Mais je parle, je parle et j’en oublie le principal : vous raconter la fin de ce thriller covidien qui ne fait qu’effleurer les questions de la difficulté de vivre malgré les dangers ou le fatalisme qui nous guette et pourrait nous éclairer sur nos misérables conditions d’êtres humains plus ou moins égaux devant la maladie. Le film nous conforte dans notre assurance d’être logés à la même enseigne quand il s’agit d’attendre qu’un dirigeant honore ses promesses de vaccins pour tous… Mais Songbird n’est pas que le prétexte à une habile réflexion sur les inégalités sociales ou une dystopie éclairante sur le monde d’avant, ni même le blockbuster palpitant de l’an 1 qui pourra un jour devenir le film de toute une génération, c’est bien plus que ça.

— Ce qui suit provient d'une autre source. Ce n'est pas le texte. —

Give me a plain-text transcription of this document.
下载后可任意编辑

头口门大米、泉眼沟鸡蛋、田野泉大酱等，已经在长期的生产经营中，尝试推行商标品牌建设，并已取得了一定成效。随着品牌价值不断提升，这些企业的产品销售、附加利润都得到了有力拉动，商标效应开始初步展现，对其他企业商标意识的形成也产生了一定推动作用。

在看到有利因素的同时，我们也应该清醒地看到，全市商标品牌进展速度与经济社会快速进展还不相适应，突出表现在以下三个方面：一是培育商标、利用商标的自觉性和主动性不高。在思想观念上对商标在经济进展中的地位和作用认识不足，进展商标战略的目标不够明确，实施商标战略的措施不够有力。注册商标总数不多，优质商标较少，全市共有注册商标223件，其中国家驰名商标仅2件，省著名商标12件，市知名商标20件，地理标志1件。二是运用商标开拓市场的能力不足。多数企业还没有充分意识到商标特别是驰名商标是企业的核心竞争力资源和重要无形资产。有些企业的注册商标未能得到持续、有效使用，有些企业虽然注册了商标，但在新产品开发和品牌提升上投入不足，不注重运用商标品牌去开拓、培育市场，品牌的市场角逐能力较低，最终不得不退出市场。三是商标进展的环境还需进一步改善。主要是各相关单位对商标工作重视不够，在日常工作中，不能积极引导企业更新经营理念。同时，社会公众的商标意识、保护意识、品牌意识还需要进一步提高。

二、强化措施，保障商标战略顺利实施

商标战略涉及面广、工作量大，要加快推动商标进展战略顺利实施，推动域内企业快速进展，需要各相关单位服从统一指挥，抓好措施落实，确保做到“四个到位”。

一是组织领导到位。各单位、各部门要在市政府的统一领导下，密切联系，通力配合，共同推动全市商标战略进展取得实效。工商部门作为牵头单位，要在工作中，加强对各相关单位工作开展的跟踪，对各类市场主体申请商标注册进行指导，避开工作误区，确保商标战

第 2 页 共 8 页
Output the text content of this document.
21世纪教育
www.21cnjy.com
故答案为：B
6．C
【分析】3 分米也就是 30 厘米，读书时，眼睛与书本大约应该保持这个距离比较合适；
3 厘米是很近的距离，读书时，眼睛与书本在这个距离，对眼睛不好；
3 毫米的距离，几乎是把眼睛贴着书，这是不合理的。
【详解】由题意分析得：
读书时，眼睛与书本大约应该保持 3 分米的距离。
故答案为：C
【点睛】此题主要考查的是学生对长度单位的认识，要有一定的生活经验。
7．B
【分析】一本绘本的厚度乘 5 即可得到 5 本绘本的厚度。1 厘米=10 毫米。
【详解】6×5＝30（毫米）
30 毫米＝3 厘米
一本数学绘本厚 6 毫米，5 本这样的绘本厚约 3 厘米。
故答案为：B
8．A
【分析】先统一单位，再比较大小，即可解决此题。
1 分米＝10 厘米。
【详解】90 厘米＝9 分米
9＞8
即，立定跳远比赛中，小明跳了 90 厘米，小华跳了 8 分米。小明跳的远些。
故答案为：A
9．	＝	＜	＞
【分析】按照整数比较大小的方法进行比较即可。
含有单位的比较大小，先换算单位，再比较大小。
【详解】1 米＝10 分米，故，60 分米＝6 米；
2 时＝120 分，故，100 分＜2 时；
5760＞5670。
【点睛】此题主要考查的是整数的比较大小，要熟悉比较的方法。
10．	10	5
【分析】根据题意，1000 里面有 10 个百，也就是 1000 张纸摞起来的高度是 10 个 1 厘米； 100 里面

Non je déconne, c’est un navet.

Pour en finir, tandis que les deux héros s’en sortent parce qu’ils sont immunisés (vous l’aurez compris, on est dans les Vacances de l’amour, pas chez Flaubert…) et sans céder au complotisme, je me demande tout de même pourquoi les tourtereaux rallient le seul endroit sur terre à ne pas être infecté par le virus, qui se trouve être Big Sur en Californie et comme par hasard le nom du nouvel OS d’Apple…

Coïncidence ?

Songbird, de Adam Mason, produit par Michael Bay, avec K.j. ApaSofia Carson, Craig Robinson, Bradley Whitford, Peter Stormare, Alexandra Daddario, Paul Walter Hauser, Demi Moore. Durée 1:24:59, disponible en VOD, Metropolitan Films 2020. 

Post Scriptum : et si vous vous demandez pourquoi ça s’appelle Songbird, on peut émettre une hypothèse à pas cher : la bande annonce s’ouvre sur « Three Little Birds » de Bob Marley et ses Wailers. Une chanson de 1977 qui fleurait bon l’optimisme sous l’emprise de substances qui font rire : Three little birds / beside my doorstep / Singin’ sweet songs / Of melodies pure and true…

Songbird… Des oiseaux qui chantent. Et puis quoi encore ? Pourquoi pas des lendemains tant qu’on y est ?!